Trump can take comfort when he opens his well-thumped Psalms in the lines attributed to the mythical Saul’s mythical lyre-player David in Psalm 43, just slightly adopted below:
Judge me, O God, and plead my cause against an ungodly nation falling under the control of Marxist agitators.
O deliver me from the deceitful and unjust man, the anarchist, the lowlife, the haters in Black Lives Matter.
For you are the God of my strength: why do you cast me off when the looters and Antifada are attacking me?

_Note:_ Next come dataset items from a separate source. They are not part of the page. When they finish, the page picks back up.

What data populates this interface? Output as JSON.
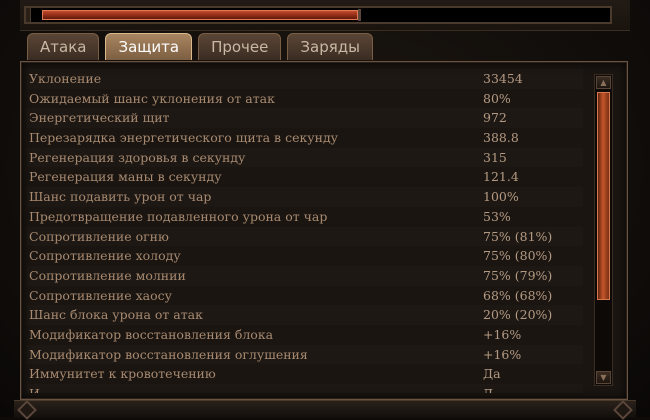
{
  "progress": {
    "fill_fraction": 0.56
  },
  "tabs": [
    {
      "label": "Атака",
      "active": false
    },
    {
      "label": "Защита",
      "active": true
    },
    {
      "label": "Прочее",
      "active": false
    },
    {
      "label": "Заряды",
      "active": false
    }
  ],
  "stats": [
    {
      "name": "Уклонение",
      "value": "33454"
    },
    {
      "name": "Ожидаемый шанс уклонения от атак",
      "value": "80%"
    },
    {
      "name": "Энергетический щит",
      "value": "972"
    },
    {
      "name": "Перезарядка энергетического щита в секунду",
      "value": "388.8"
    },
    {
      "name": "Регенерация здоровья в секунду",
      "value": "315"
    },
    {
      "name": "Регенерация маны в секунду",
      "value": "121.4"
    },
    {
      "name": "Шанс подавить урон от чар",
      "value": "100%"
    },
    {
      "name": "Предотвращение подавленного урона от чар",
      "value": "53%"
    },
    {
      "name": "Сопротивление огню",
      "value": "75% (81%)"
    },
    {
      "name": "Сопротивление холоду",
      "value": "75% (80%)"
    },
    {
      "name": "Сопротивление молнии",
      "value": "75% (79%)"
    },
    {
      "name": "Сопротивление хаосу",
      "value": "68% (68%)"
    },
    {
      "name": "Шанс блока урона от атак",
      "value": "20% (20%)"
    },
    {
      "name": "Модификатор восстановления блока",
      "value": "+16%"
    },
    {
      "name": "Модификатор восстановления оглушения",
      "value": "+16%"
    },
    {
      "name": "Иммунитет к кровотечению",
      "value": "Да"
    },
    {
      "name": "И",
      "value": "Д"
    }
  ],
  "scrollbar": {
    "up_glyph": "▲",
    "down_glyph": "▼"
  },
  "colors": {
    "accent_fill": "#b0452a",
    "text": "#a88a70",
    "active_tab": "#a98661"
  }
}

For you are the God of my strength: why do you cast me off? why go I mourning because of the oppression of the enemy and their Fake News?
O send out your light and your truth: let them lead me; let them bring me to your holy hill, and to your tabernacles. and the eternally united Jerusalem and the Golan Heights.
Then will I go to the altar of God, to God my exceeding joy: I will wave the Bible in the face of my foes after I clear them from the streets.
yes, on the harp will I praise you, O God my God, and play Lee Greenwood at every campaign rally.
Why are you cast down, O my soul? and why are you disquieted within me? Are
you that concerned about reelection and prosecution after defeat?
Hope in God: for I shall yet praise him, who is the health of my countenance, and my God.
(Actually, no, I don’t see Trump ever getting to this point in the psalm. But he’s probably so angry at his grim fate by now that if he has any religious sentiments at all he is railing against the Creator for messing with him so bad. A sad mental case. But the whole country is in bad mental shape. And the church-hat ladies of the Democratic Party rallying around bland blank-page Biden with the expectation that he’s a savior are not necessarily an improvement over the “Proud to be an American” idiots behind Trump.)